◆高校一年・梅雨その五◆
俺が制服姿になると、「似合ってる似合ってる」と頷いていたが、カバンから腕章を出すと首を傾げた。
「何それ?」
「昨日、ジョウタにハメられて面倒くさいことになってな……」
俺は昨日起こった事をウララに説明した。
クラスメイトの相良丈太は、よく言えば誰にでも分け隔てなく話しかけてられる屈託のない笑顔をするやつだ。
悪く言えば、チャラくて女好きでいけ好かない野郎なんだけどな。
それで、そのジョウタが放課後さっさと帰宅しようとしている俺を呼び止めて、どうでもいい世間話をしてくるわけだ。
俺は面倒だったから放って置いて帰ろうとしたが、立ちはだかり縋り付き、最後は足にまとわり付いて帰宅を妨害してきたんだ。
そこに現れたのが生徒会長だ。
名前は思い出せないが、黒髪ロングの三つ編みでフレームなしのメガネをかけていて、いかにもな人だった。
ジョウタは生徒会長が現れると、「シオちゃんめんご」と言って生徒会長の横に並び立ちやがった。
軽く殺意を覚えたね。
生徒会長に通称ボランティア部に加入するように言われ、制服で行動する時は必ずこの腕章をつけることを義務付けられた。

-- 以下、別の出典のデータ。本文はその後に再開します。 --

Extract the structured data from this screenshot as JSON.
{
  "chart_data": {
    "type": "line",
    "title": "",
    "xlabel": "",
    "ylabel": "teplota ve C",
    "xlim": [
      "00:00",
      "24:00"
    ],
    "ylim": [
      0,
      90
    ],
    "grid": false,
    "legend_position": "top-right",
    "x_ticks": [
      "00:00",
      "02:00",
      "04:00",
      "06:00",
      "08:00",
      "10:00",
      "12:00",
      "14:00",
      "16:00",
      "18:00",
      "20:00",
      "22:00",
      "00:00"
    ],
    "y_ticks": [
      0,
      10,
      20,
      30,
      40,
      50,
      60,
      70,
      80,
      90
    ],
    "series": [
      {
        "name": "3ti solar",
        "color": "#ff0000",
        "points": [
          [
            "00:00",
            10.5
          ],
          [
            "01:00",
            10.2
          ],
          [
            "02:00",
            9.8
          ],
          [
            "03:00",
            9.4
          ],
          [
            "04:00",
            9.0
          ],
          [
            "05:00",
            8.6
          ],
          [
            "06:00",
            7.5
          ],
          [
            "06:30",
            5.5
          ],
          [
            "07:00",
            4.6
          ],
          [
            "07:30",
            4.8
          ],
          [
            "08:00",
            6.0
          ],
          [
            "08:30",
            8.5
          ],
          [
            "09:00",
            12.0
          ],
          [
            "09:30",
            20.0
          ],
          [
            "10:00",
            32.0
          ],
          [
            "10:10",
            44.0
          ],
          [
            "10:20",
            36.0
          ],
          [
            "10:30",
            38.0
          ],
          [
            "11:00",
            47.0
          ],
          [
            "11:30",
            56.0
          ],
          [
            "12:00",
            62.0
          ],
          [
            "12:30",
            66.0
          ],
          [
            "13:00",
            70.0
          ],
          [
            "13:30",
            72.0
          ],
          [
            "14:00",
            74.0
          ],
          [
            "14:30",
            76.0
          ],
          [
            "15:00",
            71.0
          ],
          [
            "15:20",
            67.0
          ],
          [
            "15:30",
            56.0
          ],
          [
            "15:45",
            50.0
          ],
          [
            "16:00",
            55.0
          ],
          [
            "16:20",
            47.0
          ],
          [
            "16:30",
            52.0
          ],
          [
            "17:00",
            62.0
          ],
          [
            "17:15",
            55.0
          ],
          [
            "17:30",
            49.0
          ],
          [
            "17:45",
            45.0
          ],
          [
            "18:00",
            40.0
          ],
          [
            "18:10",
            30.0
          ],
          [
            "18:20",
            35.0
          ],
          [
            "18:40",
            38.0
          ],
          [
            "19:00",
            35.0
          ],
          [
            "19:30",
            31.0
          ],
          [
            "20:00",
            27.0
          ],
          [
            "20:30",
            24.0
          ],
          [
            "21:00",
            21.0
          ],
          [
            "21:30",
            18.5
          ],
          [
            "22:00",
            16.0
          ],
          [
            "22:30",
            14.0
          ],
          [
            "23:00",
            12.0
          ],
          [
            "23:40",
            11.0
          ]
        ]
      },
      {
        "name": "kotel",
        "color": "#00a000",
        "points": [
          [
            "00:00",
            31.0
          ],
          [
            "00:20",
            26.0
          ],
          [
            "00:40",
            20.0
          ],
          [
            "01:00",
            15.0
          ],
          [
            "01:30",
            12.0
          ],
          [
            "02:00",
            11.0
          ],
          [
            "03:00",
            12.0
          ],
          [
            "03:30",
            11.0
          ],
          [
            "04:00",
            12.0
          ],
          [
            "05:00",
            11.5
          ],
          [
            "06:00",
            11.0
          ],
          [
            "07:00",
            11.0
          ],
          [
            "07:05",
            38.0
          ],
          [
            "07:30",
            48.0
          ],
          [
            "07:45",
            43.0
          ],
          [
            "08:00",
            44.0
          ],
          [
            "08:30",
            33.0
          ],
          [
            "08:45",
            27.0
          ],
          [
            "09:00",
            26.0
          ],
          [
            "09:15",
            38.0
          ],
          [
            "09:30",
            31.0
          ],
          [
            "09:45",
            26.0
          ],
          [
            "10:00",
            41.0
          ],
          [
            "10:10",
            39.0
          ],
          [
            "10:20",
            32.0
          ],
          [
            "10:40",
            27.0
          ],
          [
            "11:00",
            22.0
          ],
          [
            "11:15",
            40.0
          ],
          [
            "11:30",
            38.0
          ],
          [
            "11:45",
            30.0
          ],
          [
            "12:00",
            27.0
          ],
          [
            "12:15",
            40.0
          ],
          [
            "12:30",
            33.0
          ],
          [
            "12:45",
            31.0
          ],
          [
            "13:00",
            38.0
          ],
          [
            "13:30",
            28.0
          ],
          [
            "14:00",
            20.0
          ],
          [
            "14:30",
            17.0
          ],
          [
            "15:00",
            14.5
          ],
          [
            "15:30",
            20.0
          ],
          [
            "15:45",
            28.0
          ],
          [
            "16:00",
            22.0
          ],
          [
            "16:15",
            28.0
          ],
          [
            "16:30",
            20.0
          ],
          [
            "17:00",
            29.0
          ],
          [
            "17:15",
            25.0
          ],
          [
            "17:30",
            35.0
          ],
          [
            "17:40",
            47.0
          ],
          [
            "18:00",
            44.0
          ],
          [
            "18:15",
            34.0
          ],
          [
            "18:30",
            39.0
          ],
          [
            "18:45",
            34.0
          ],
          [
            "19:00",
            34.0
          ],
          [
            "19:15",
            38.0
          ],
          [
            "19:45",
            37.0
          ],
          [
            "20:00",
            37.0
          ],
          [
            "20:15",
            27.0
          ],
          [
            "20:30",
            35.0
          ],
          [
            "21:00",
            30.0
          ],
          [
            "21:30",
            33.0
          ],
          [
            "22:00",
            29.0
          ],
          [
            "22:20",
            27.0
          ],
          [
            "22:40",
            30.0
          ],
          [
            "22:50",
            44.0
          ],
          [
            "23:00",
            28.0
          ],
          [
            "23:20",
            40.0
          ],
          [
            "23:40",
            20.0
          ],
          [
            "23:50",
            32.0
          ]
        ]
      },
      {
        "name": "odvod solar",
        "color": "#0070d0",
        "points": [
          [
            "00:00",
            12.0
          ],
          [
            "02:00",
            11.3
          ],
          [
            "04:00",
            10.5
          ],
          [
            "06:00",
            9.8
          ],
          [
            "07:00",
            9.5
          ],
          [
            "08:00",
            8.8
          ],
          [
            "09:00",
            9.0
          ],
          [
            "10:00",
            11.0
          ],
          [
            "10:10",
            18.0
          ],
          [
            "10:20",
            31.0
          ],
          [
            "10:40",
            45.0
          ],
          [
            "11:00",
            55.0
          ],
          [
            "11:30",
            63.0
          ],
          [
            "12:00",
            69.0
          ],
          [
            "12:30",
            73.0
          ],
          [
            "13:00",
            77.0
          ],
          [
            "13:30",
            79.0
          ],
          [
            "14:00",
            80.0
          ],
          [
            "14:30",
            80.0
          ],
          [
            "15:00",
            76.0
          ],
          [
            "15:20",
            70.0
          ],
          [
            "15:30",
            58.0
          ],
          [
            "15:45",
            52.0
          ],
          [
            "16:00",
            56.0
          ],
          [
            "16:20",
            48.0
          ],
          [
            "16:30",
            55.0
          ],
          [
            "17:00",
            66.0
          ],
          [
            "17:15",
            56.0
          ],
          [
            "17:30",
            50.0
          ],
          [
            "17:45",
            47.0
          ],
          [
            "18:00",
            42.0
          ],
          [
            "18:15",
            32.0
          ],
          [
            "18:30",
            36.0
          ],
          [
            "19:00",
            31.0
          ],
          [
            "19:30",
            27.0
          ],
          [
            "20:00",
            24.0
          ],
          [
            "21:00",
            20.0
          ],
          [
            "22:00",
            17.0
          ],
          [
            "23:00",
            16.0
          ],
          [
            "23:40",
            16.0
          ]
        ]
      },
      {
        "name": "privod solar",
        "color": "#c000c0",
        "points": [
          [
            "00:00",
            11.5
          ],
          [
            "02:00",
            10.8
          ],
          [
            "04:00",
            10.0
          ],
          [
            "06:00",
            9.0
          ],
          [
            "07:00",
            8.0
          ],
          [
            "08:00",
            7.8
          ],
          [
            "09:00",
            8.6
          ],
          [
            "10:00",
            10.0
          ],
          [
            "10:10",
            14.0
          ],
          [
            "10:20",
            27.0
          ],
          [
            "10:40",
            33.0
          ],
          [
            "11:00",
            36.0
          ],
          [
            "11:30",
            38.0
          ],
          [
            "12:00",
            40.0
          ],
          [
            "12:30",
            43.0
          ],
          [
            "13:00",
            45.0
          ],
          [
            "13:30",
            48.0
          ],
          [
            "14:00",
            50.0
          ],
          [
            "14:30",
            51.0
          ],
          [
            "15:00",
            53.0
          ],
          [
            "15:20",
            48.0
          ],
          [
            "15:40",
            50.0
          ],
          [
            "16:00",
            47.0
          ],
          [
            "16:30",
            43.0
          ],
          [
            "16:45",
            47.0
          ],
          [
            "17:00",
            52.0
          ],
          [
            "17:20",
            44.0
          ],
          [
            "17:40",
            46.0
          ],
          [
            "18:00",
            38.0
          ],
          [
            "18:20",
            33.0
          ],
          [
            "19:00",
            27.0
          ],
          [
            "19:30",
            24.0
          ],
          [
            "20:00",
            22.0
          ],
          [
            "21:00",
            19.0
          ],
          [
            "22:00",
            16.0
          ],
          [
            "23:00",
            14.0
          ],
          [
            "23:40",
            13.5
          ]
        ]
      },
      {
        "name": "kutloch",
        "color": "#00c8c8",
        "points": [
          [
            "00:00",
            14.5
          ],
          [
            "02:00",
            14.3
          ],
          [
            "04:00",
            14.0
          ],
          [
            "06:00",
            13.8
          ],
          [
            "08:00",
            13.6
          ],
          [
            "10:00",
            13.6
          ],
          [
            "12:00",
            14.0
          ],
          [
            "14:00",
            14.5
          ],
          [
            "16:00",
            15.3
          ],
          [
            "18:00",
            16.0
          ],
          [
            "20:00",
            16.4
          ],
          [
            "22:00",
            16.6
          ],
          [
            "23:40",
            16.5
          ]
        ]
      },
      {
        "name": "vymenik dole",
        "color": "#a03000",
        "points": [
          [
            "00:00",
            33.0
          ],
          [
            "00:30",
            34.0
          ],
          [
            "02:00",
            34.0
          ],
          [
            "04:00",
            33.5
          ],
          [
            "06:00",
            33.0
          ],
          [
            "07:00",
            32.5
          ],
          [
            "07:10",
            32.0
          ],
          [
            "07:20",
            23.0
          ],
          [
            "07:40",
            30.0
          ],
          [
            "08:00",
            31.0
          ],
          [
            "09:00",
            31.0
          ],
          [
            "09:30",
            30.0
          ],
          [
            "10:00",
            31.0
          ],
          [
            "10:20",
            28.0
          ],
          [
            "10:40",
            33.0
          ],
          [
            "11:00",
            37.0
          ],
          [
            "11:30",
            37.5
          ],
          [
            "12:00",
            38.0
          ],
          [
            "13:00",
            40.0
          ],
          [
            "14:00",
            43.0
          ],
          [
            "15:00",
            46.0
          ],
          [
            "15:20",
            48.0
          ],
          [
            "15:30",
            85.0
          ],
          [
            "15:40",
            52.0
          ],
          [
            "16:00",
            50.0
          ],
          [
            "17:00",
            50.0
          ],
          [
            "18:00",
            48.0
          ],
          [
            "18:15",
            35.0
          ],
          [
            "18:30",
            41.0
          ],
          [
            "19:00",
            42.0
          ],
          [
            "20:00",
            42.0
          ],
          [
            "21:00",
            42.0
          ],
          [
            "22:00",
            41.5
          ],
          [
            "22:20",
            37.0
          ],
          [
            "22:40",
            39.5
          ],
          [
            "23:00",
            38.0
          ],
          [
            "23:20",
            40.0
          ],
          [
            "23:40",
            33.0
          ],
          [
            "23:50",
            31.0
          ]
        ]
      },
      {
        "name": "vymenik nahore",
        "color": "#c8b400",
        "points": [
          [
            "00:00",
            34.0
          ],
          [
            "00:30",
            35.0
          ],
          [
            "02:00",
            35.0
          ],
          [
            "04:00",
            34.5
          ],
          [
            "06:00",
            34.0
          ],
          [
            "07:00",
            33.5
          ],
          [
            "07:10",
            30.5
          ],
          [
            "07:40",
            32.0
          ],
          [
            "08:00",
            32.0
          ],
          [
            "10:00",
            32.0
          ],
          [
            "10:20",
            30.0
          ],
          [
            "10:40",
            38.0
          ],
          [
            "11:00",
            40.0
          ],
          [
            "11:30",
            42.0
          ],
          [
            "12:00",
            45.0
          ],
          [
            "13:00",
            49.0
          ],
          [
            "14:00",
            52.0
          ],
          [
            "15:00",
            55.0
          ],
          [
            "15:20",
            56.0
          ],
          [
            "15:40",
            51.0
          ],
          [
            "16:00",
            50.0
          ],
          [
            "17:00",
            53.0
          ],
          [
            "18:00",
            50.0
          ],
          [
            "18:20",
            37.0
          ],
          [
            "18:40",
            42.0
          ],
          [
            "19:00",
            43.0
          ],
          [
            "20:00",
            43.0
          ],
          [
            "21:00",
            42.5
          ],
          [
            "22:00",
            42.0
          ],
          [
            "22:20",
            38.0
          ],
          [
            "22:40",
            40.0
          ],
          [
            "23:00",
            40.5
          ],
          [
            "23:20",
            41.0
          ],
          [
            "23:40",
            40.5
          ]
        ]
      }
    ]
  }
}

腕章にはしっかりとした文字で、高校名と地域福祉実行委員と書かれている。
遅刻常習犯な上に、中間テストで赤点が五つ、さらに補修も再テストもバックレていたので、高校一年生が始まったばかりだというのに、確実にダブると脅されたのだ。
ただ、これを言うとウララが怒るので別の理由を告げる。
「こないだヨシダさんを家まで送ったろ、それを何故か生徒会長が知っててな」
先週も同じようにウララがやってきて、グータラしている俺を無理やり外へ連れ出したのだ。
大通りの歩道橋で、大きい手荷物を持ったおじいさんがいたんだが、案の定ウララの目に止まり、あとはあれよあれよと言った感じで、おぶって家まで送ったのだ。
そのおじいさんがヨシダさんだ。
「生徒会長が強く勧めるもんだから断れなくてな」
実はほぼ強制だったけどな。
「よかったね!」
全然よくない。この腕章すげー恥ずかしいんだぞ。
ちなみに、腕章常時着用義務の他、ボランティア部を総動員してのゴミ拾いやら介護施設の手伝いやら、児童館や地域イベントなどに駆り出されるらしい。
恩恵は、特別特典として各教師への謝罪と再テスト実施だ。勉強はジョウタが教えてくれるらしい。
忌々しいことに、ジョウタは学年でも三本の指に入るほどの秀才なのだ。
「じゃあ今日は小学校の方に行ってみよっか」
そう言って家を出た。
雨が降っていたのか地面が濡れていた。最短距離で小学校まで行くわけではなくブラブラと歩き、近所の公園で俺たちは足を止めた。